(Pocket-lint) - Twitter has shared more information about the 15 July 2020 security incident that saw several high-profile accounts - including President Barack Obama, SpaceX CEO Elon Musk, and Microsoft co-founder Bill Gates - tweet about a dodgy bitcoin scam.
The social network confirmed its employees were targeted as part of an unprecedented phone spear phishing attack, where a malicious actor tries to steal data from a user. This happens in a number of ways, like through malware. In this instance, one can presume the hackers scammed Twitter employees, likely by assuming the identity of another employee via mobile communications, to get them to reveal credentials needed to access internal systems.
Twitter published a blog post and a series of tweets to discuss the unprecedented attack, though it didn't outline exactly how it happened. “This attack relied on a significant and concerted attempt to mislead certain employees and exploit human vulnerabilities to gain access to our internal systems,” Twitter explained.
By obtaining employee credentials, they were able to target specific employees who had access to our account support tools. They then targeted 130 Twitter accounts - Tweeting from 45, accessing the DM inbox of 36, and downloading the Twitter Data of 7.— Twitter Support (@TwitterSupport) July 31, 2020
The social network said attackers targeted 130 accounts, tweeted from 45 accounts, and accessed the direct messages of 36 accounts. And seven accounts had their Twitter data downloaded. Twitter didn't reveal which accounts were affected, but it's been widely documented which tweeted about the bitcoin scam.

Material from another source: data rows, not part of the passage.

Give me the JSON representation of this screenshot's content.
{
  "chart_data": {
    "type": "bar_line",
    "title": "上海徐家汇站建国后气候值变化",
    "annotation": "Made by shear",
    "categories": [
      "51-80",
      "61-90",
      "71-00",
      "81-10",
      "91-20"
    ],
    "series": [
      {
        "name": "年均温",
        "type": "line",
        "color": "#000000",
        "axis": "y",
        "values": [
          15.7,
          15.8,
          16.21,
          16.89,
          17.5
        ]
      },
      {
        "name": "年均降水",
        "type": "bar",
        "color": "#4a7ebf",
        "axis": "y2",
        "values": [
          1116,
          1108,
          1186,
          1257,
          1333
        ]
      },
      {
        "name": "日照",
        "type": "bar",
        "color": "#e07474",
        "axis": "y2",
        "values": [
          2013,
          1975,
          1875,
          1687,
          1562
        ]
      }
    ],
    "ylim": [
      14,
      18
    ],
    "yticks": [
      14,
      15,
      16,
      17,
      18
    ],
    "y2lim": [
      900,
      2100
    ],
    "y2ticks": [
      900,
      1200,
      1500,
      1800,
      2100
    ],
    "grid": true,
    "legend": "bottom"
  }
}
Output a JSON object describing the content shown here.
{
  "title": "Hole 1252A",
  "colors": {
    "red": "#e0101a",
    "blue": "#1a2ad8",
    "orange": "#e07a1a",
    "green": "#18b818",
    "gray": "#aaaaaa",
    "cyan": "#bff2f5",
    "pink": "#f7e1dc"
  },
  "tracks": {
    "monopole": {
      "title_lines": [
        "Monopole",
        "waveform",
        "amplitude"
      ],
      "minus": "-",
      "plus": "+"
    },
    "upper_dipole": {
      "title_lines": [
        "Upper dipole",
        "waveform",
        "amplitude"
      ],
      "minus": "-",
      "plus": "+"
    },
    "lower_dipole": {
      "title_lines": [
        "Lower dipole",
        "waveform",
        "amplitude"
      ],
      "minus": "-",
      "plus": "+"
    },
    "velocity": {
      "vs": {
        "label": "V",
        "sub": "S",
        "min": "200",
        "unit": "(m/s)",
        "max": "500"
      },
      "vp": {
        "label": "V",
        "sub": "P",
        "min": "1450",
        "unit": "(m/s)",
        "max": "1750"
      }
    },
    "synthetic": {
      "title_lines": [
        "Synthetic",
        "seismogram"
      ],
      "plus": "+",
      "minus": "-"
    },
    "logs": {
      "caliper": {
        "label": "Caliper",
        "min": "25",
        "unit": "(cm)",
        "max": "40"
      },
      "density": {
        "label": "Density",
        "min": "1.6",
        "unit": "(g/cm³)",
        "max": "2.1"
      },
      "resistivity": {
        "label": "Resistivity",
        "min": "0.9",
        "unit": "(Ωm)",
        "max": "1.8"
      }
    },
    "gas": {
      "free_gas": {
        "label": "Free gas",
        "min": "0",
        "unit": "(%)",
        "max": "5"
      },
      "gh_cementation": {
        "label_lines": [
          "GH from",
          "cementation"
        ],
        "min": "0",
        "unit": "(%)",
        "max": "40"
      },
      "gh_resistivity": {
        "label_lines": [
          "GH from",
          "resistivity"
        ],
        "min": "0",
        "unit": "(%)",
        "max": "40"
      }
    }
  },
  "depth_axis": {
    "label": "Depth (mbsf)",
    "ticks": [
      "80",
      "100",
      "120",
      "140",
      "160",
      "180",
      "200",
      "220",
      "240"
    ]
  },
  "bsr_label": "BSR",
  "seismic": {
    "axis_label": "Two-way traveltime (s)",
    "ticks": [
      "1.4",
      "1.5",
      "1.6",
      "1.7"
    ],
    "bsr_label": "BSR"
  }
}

Twitter immediately locked the accounts and restricted features for many users the night of the attack and for several days after, and although many of the accounts have been restored, it warns: “Some features (namely, accessing the Your Twitter Data download feature) and processes have been impacted".
Twitter also announced it's restricted access to its internal tools and will improve methods for "detecting and preventing inappropriate access" to internal systems.
The FBI has also launched an investigation into the attack.